Gymnastics and Music

The authors think the readers will be surprised to hear that Plato and Aristotle would not start with the grammar stage as Dorothy Sayers does.  Instead they start with referencing gymnastics and music.  Gymnastics for the Greeks was not what we see every four years in the Olympics.  Instead it was learning to control the entire body to build up strength and coordination.  Music also was not limited to melodious sound but included all of the poetic arts.  Such an education is presented as a whole body, mind and soul experience.  The authors explain that the Greeks upheld these disciplines because they were the beginning points to acquiring moral and intellectual virtues.  This idea seems to do better than Christians because it recognizes the eternal value of an entire person.  Without realizing it modern educators, even in Classical Christian Schools have been influenced by Gnosticism (this thought is mine). 

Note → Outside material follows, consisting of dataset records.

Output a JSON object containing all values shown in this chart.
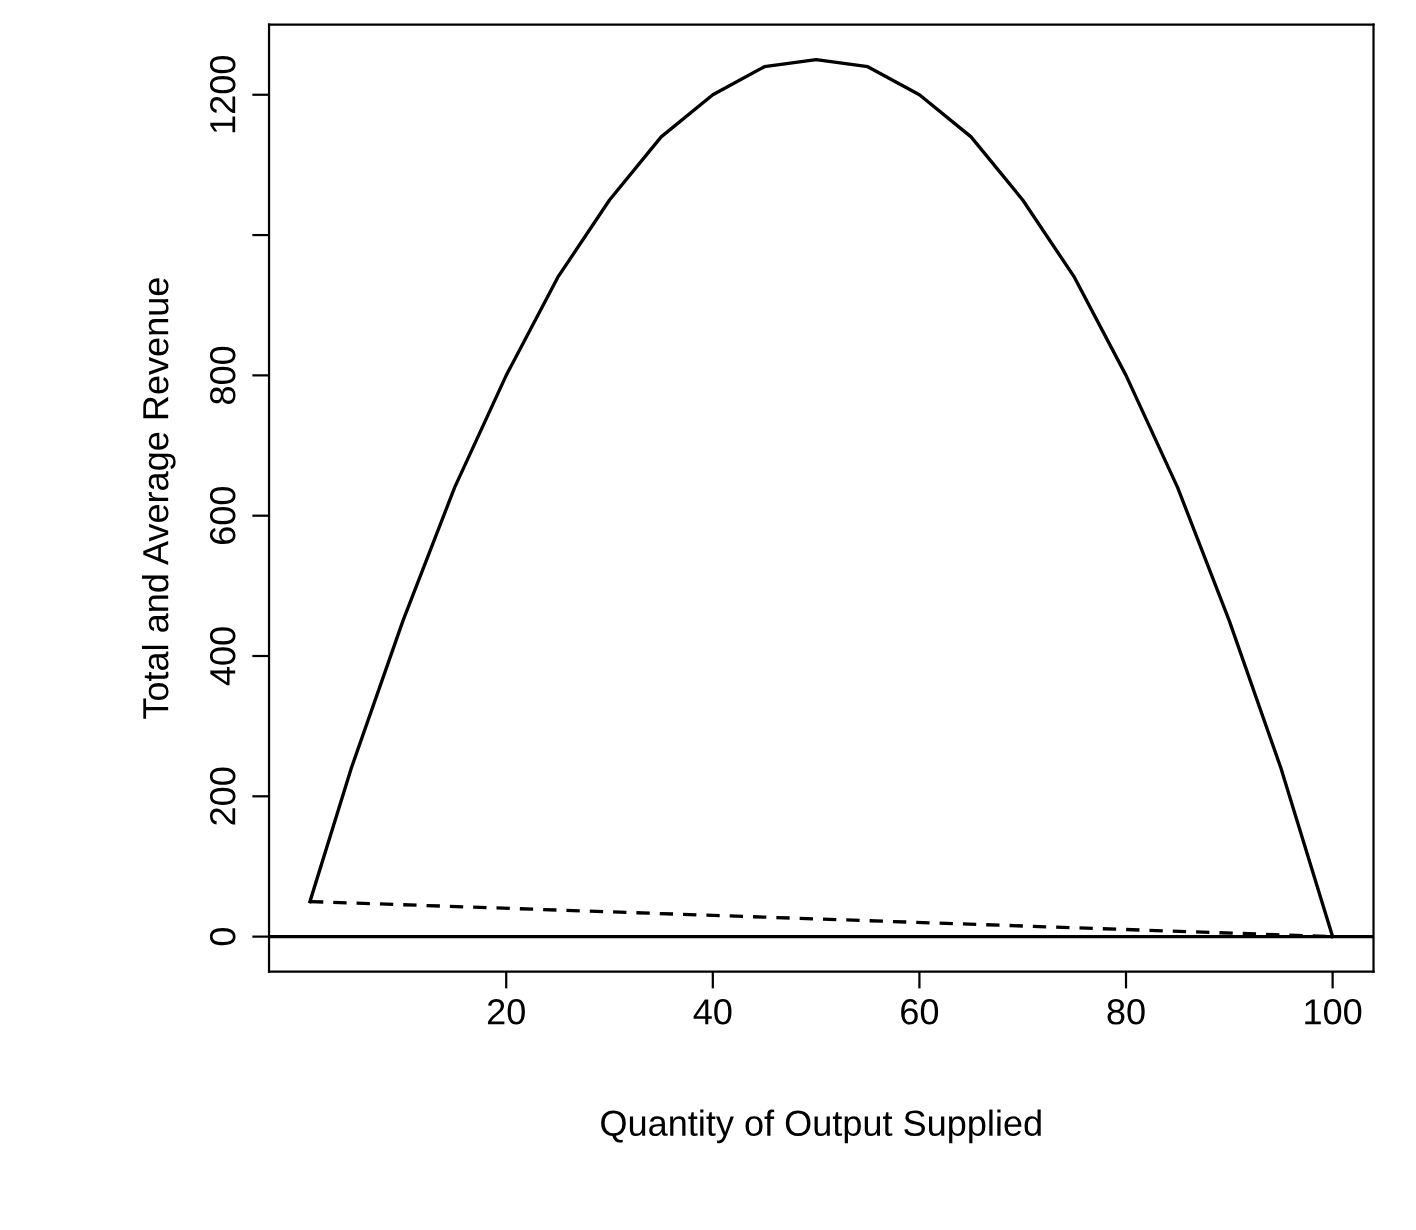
{
  "chart_data": {
    "type": "line",
    "xlabel": "Quantity of Output Supplied",
    "ylabel": "Total and Average Revenue",
    "xlim": [
      -2.96,
      103.96
    ],
    "ylim": [
      -50,
      1300
    ],
    "xticks": [
      20,
      40,
      60,
      80,
      100
    ],
    "yticks": [
      0,
      200,
      400,
      600,
      800,
      {
        "value": 1000,
        "label": null
      },
      1200
    ],
    "grid": false,
    "marker": "none",
    "series": [
      {
        "color": "#000000",
        "line_style": "solid",
        "x": [
          1,
          5,
          10,
          15,
          20,
          25,
          30,
          35,
          40,
          45,
          50,
          55,
          60,
          65,
          70,
          75,
          80,
          85,
          90,
          95,
          100
        ],
        "values": [
          50,
          240,
          450,
          640,
          800,
          940,
          1050,
          1140,
          1200,
          1240,
          1250,
          1240,
          1200,
          1140,
          1050,
          940,
          800,
          640,
          450,
          240,
          0
        ]
      },
      {
        "color": "#000000",
        "line_style": "dashed",
        "x": [
          1,
          100
        ],
        "values": [
          50,
          0
        ]
      }
    ],
    "ref_lines": [
      {
        "axis": "y",
        "value": 0,
        "color": "#000000",
        "line_style": "solid"
      }
    ]
  }
}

The above leads to the point that gymnastics should be an essential part of a Classical Christian curriculum. 

A gymnastics curriculum should work to perfect human abilities.  It is also observed that there is a correlation between development disciplines of the body to better disciplines of the mind.  Temperance and fortitude are the two most obvious virtues that are strengthened by physical conditioning and they transfer well into the classroom. 

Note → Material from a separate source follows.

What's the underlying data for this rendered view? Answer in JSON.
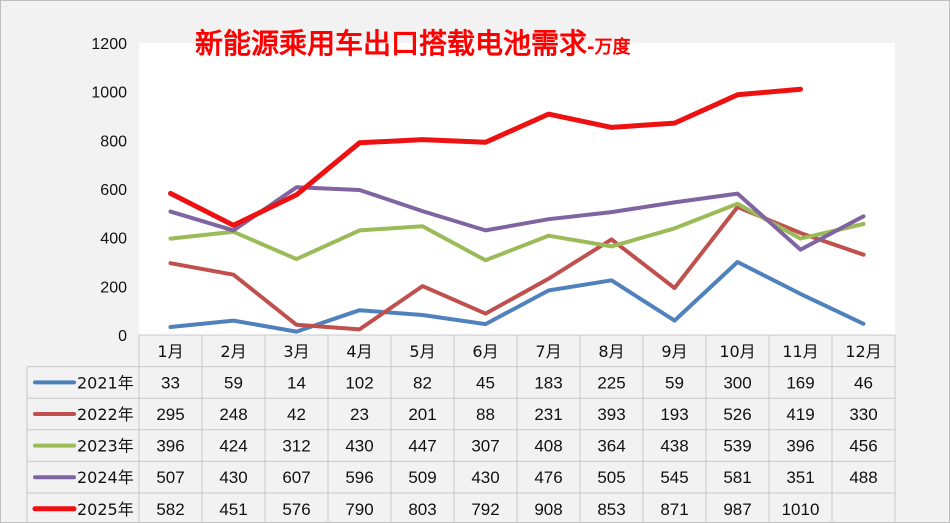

When it comes to music nothing speaks more readily and profoundly to the soul than the poetic arts.  Plato would say nothing forms the soul more than the poetic arts.  Aristotle went further to say it develops human intuition toward what is good or noble.  The author explains Lewis’ argument as being the same when in the Abolition of Man he explains how intuition and imagination work together in humans to form a conception of the good. 

To avoid frustration by the reader the authors don’t suggest imposing a new curriculum for music but to recognize the music they already use in other subjects.  Subjects in general could also be approached by recognizing the music that is within them such as the music of history with its poetic flow as well as the poetics that come out of history.